Marangoni-Ghoreyshi Yasmin Garcia, Franca Thiago, Esteves José, Maranni Ana, Pereira Portes Karine Dorneles, Cena Cicero, Leal Cassia R B
UFMS - Universidade Federal de Mato Grosso do Sul, Graduate Program in Veterinary Science (CIVET) Campo Grande MS Brazil.
UFMS - Universidade Federal de Mato Grosso do Sul, Optics and Photonic Lab (SISFOTON-UFMS) Campo Grande MS Brazil
RSC Adv. 2023 Aug 21;13(36):24909-24917. doi: 10.1039/d3ra03518b.
The identification of multidrug-resistant strains from species responsible for diarrhea in calves still faces many laboratory limitations and is necessary for adequately monitoring the microorganism spread and control. Then, there is a need to develop a screening tool for bacterial strain identification in microbiology laboratories, which must show easy implementation, fast response, and accurate results. The use of FTIR spectroscopy to identify microorganisms has been successfully demonstrated in the literature, including many bacterial strains; here, we explored the FTIR potential for multi-resistant identification. First, we applied principal component analysis to observe the group formation tendency; the first results showed no clustering tendency with a messy sample score distribution; then, we improved these results by adequately selecting the main principal components which most contribute to group separation. Finally, using machine learning algorithms, a predicting model showed 75% overall accuracy, demonstrating the method's viability as a screaming test for microorganism identification.

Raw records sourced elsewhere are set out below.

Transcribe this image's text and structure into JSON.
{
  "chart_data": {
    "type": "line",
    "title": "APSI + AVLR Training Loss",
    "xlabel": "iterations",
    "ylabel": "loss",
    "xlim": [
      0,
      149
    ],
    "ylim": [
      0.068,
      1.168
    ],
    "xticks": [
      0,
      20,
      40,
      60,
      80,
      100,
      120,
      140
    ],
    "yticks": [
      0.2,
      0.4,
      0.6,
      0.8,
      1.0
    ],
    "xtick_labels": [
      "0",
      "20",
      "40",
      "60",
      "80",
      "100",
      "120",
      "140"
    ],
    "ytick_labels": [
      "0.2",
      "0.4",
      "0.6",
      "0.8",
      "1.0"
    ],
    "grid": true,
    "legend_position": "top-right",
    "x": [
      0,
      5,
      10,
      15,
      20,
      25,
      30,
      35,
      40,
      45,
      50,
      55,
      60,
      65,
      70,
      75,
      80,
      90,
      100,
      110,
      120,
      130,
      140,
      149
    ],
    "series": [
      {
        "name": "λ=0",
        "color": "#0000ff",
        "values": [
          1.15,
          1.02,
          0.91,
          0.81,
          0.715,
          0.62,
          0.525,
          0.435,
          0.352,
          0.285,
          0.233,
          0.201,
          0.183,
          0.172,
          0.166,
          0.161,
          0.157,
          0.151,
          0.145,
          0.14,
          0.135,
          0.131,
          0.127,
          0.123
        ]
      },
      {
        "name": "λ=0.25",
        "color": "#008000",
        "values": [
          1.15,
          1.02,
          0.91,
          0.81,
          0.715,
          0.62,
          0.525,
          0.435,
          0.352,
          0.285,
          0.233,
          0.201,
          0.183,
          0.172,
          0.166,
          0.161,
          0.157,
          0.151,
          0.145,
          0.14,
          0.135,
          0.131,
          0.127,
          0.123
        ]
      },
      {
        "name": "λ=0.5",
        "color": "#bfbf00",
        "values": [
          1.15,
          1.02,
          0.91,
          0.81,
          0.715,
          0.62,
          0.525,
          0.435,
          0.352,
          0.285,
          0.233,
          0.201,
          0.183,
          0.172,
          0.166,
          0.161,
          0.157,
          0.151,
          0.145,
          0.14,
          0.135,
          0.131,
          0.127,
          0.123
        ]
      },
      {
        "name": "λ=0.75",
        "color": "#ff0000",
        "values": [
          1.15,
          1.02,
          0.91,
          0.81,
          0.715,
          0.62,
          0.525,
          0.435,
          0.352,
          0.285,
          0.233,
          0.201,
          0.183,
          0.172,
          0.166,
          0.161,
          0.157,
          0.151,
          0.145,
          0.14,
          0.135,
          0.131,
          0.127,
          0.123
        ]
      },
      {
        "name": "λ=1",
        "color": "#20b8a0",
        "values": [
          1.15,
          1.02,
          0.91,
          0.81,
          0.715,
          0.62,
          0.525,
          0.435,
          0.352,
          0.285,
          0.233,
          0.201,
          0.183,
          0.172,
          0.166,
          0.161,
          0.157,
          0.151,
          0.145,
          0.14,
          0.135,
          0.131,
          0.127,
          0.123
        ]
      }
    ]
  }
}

从引起犊牛腹泻的物种中鉴定多重耐药菌株仍面临许多实验室限制,而这对于充分监测微生物传播和控制至关重要。因此,有必要开发一种用于微生物学实验室细菌菌株鉴定的筛查工具,该工具必须易于实施、响应迅速且结果准确。文献中已成功证明使用傅里叶变换红外光谱(FTIR)来鉴定微生物,包括许多细菌菌株;在此,我们探索了FTIR在多重耐药鉴定方面的潜力。首先,我们应用主成分分析来观察组群形成趋势;初步结果显示没有聚类趋势,样本得分分布混乱;然后,我们通过充分选择对组群分离贡献最大的主要主成分来改善这些结果。最后,使用机器学习算法,一个预测模型显示总体准确率为75%,证明了该方法作为微生物鉴定筛查测试的可行性。